Question about CUDA-aware MPI

I’d like to make sure I understand how Julia hooks in to CUDA-aware MPI. Basically, is it true that when send/receiving Julia objects which may have a CuArray somewhere in them, that the CuArray is never moved to the CPU, and instead passed from GPU to GPU?

Here’s an example script:

using MPI
MPI.Init()

using CuArrays
using CUDAdrv
using CUDAnative

comm = MPI.COMM_WORLD
rank = MPI.Comm_rank(comm)
device!(rank)

@info "MPI process $rank is using $(device())"

if rank == 0

    dat = (x = cu(ones(4,4)),)
    MPI.send(dat, 1, 0, comm)

else     

    dat, = MPI.recv(0, 0, comm)
    @show dat

end

When I mpiexec -n 2 this script on a machine with 2 GPUs, does the CuArray inside dat ever have to go through CPU? Is there a way to check?
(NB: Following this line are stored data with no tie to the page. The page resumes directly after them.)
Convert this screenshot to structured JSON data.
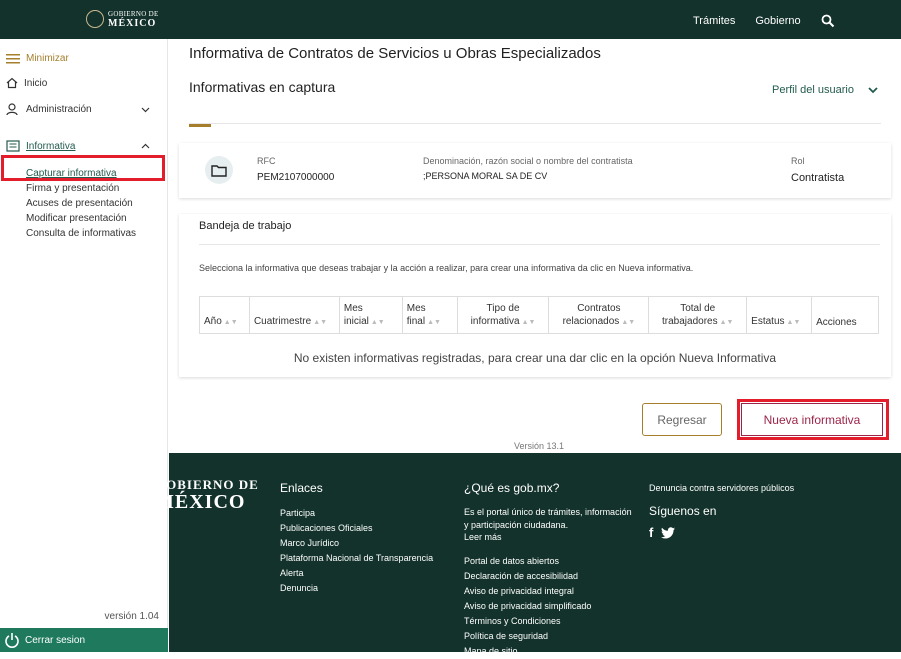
{
  "header": {
    "logo_line1": "GOBIERNO DE",
    "logo_line2": "MÉXICO",
    "links": [
      "Trámites",
      "Gobierno"
    ]
  },
  "sidebar": {
    "minimize": "Minimizar",
    "inicio": "Inicio",
    "administracion": "Administración",
    "informativa": "Informativa",
    "subitems": [
      "Capturar informativa",
      "Firma y presentación",
      "Acuses de presentación",
      "Modificar presentación",
      "Consulta de informativas"
    ],
    "version": "versión 1.04",
    "logout": "Cerrar sesion"
  },
  "main": {
    "title": "Informativa de Contratos de Servicios u Obras Especializados",
    "subtitle": "Informativas en captura",
    "profile": "Perfil del usuario",
    "info": {
      "rfc_label": "RFC",
      "rfc_value": "PEM2107000000",
      "name_label": "Denominación, razón social o nombre del contratista",
      "name_value": ";PERSONA MORAL SA DE CV",
      "rol_label": "Rol",
      "rol_value": "Contratista"
    },
    "tray": {
      "title": "Bandeja de trabajo",
      "instructions": "Selecciona la informativa que deseas trabajar y la acción a realizar, para crear una informativa da clic en Nueva informativa.",
      "columns": [
        "Año",
        "Cuatrimestre",
        "Mes inicial",
        "Mes final",
        "Tipo de informativa",
        "Contratos relacionados",
        "Total de trabajadores",
        "Estatus",
        "Acciones"
      ],
      "empty": "No existen informativas registradas, para crear una dar clic en la opción Nueva Informativa"
    },
    "buttons": {
      "back": "Regresar",
      "new": "Nueva informativa"
    },
    "version": "Versión 13.1"
  },
  "footer": {
    "logo_line1": "GOBIERNO DE",
    "logo_line2": "MÉXICO",
    "links_title": "Enlaces",
    "links": [
      "Participa",
      "Publicaciones Oficiales",
      "Marco Jurídico",
      "Plataforma Nacional de Transparencia",
      "Alerta",
      "Denuncia"
    ],
    "gob_title": "¿Qué es gob.mx?",
    "gob_desc": "Es el portal único de trámites, información y participación ciudadana.",
    "gob_more": "Leer más",
    "gob_links": [
      "Portal de datos abiertos",
      "Declaración de accesibilidad",
      "Aviso de privacidad integral",
      "Aviso de privacidad simplificado",
      "Términos y Condiciones",
      "Política de seguridad",
      "Mapa de sitio"
    ],
    "denuncia": "Denuncia contra servidores públicos",
    "follow": "Síguenos en",
    "social": [
      "f"
    ]
  },
  "colors": {
    "brand_dark": "#13322b",
    "brand_green": "#235b4e",
    "gold": "#a57f2c",
    "wine": "#9d2449",
    "highlight": "#e41d2c"
  },
  "icons": [
    "search-icon",
    "menu-icon",
    "home-icon",
    "user-icon",
    "document-icon",
    "chevron-down-icon",
    "chevron-up-icon",
    "folder-icon",
    "power-icon",
    "twitter-icon"
  ]
}
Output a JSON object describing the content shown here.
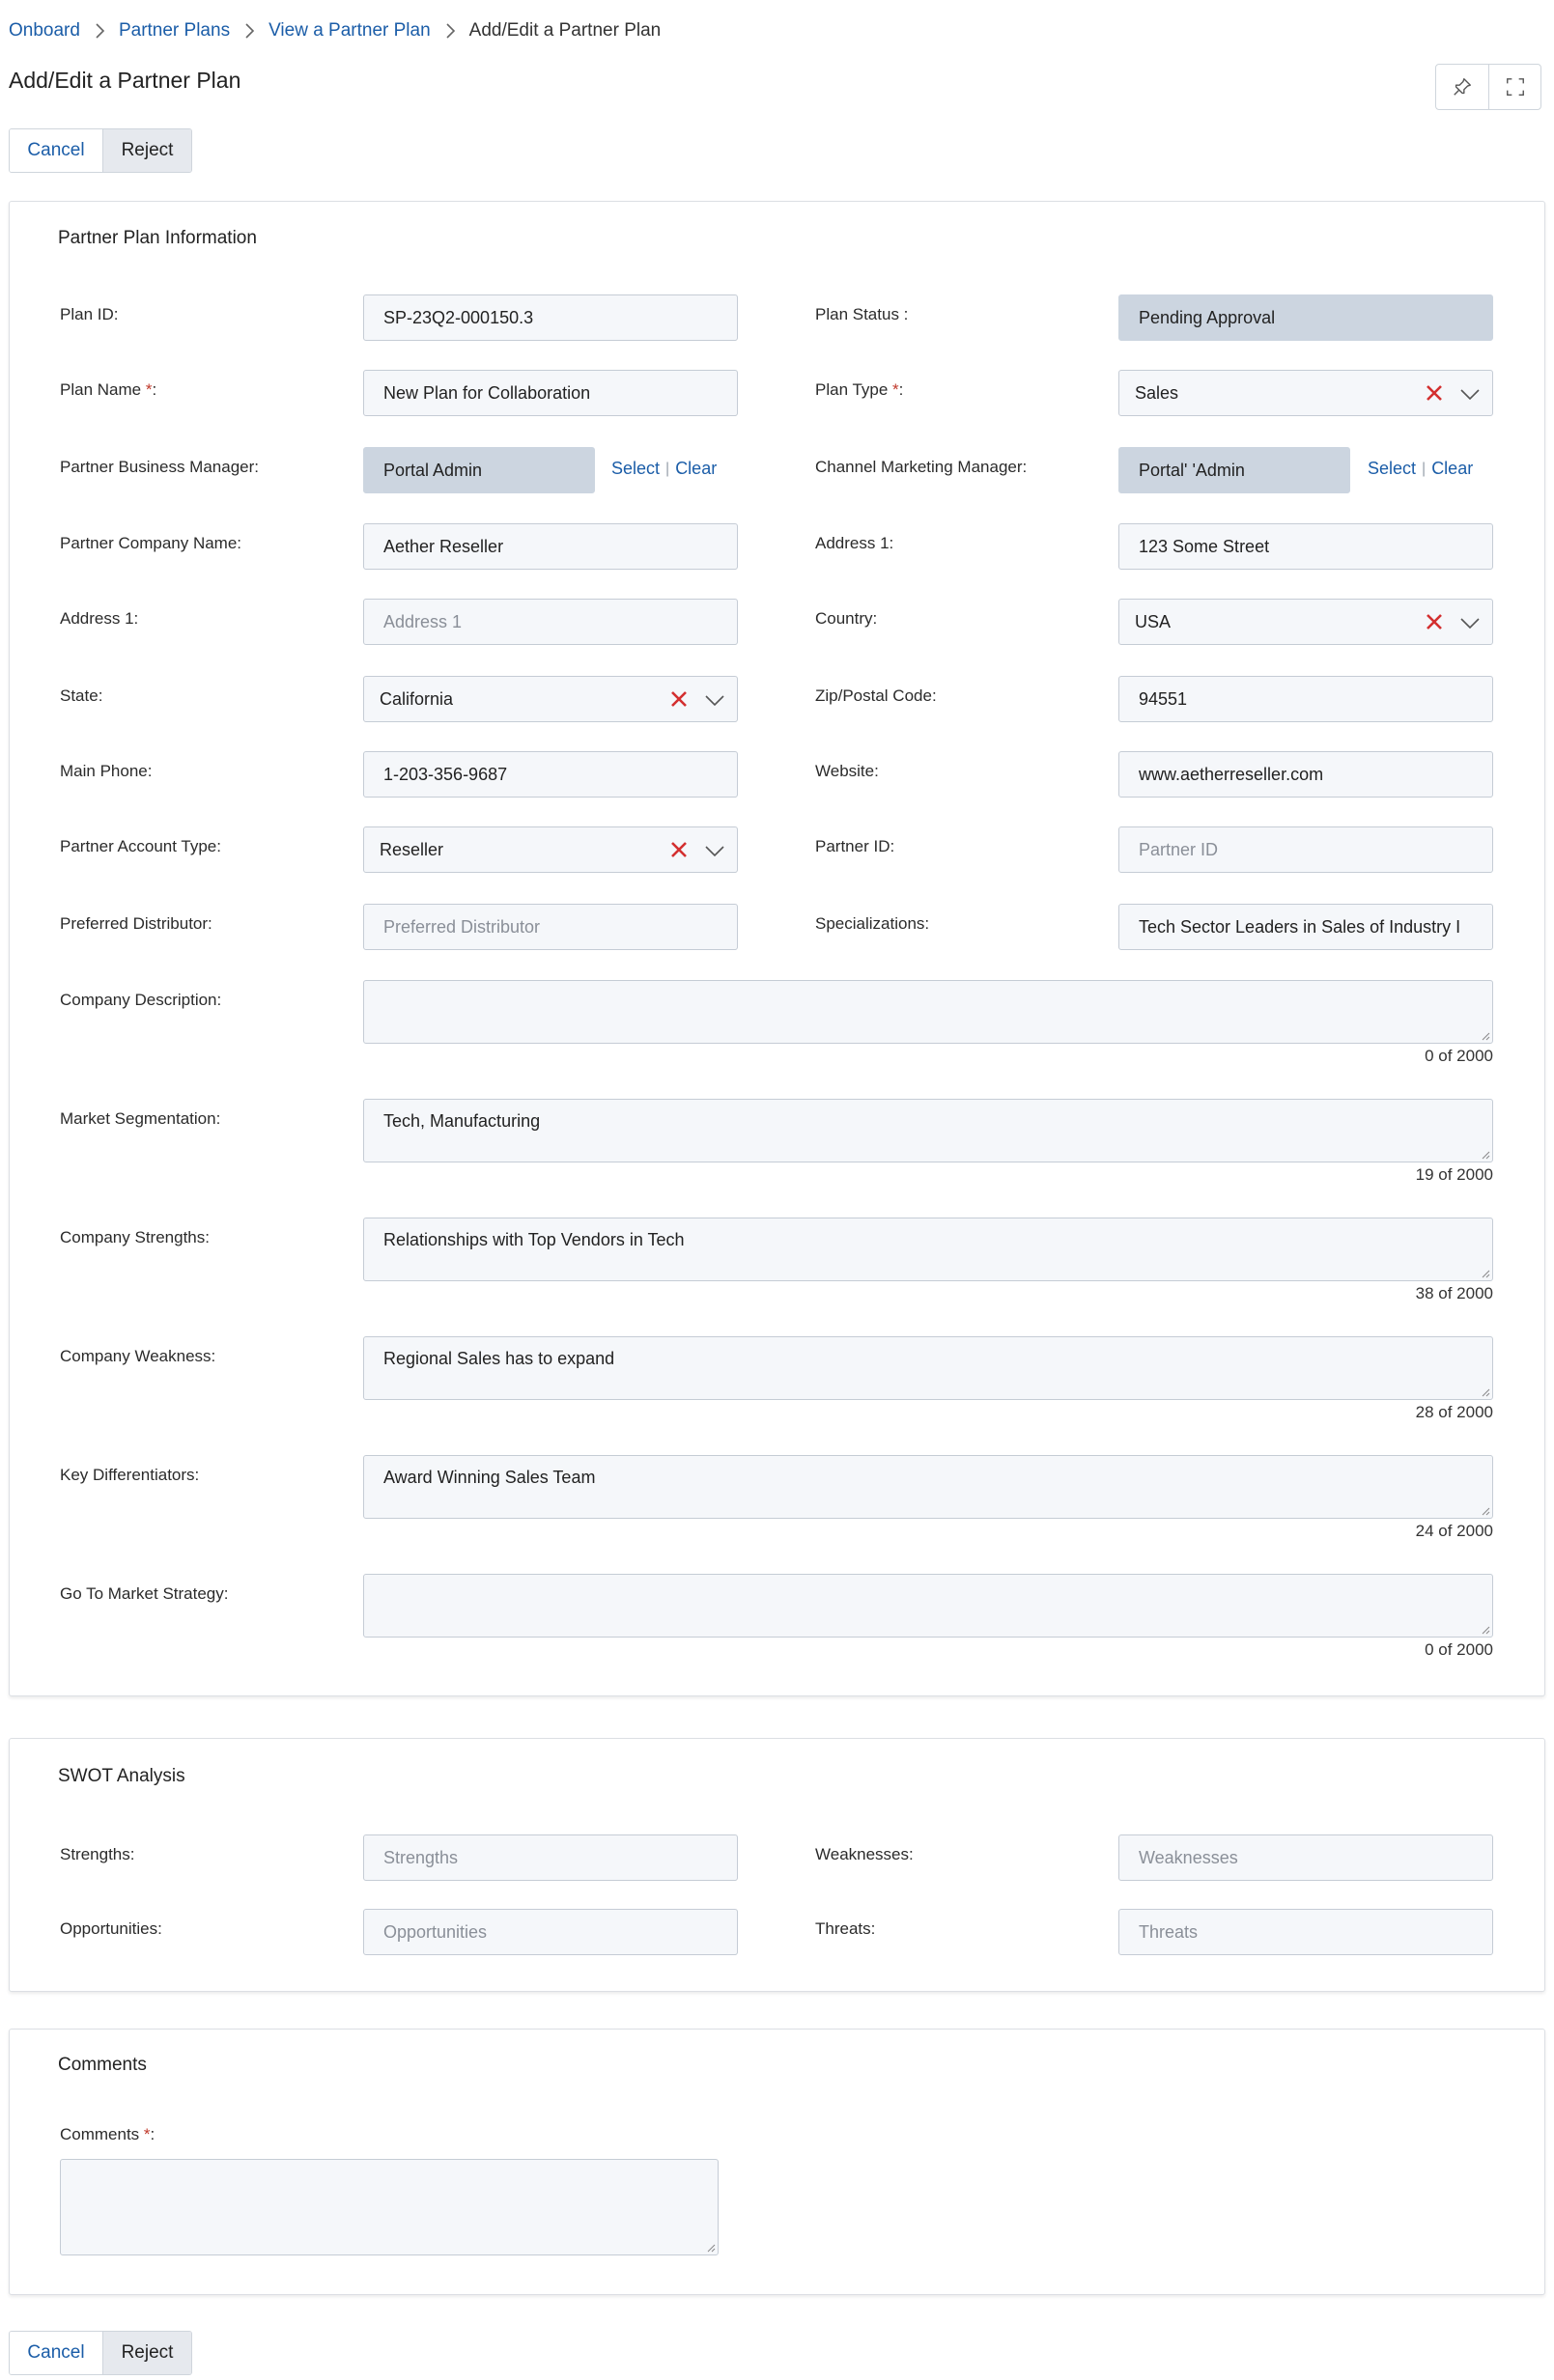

Thanks.

There is no easy way to check :), but the fact that your code runs without crashing is a good indication.
I am not sure we are handling the situation where a CuArray is wrapped in a tuple right now…,

The current version of MPI.jl has a MPI.has_cuda() function with which you can check the availability of CUDA-aware MPI.

A good indication is to use the nvidia system profiler with the MPI integration and check whether or not you are seeing unnecessary copies to the host.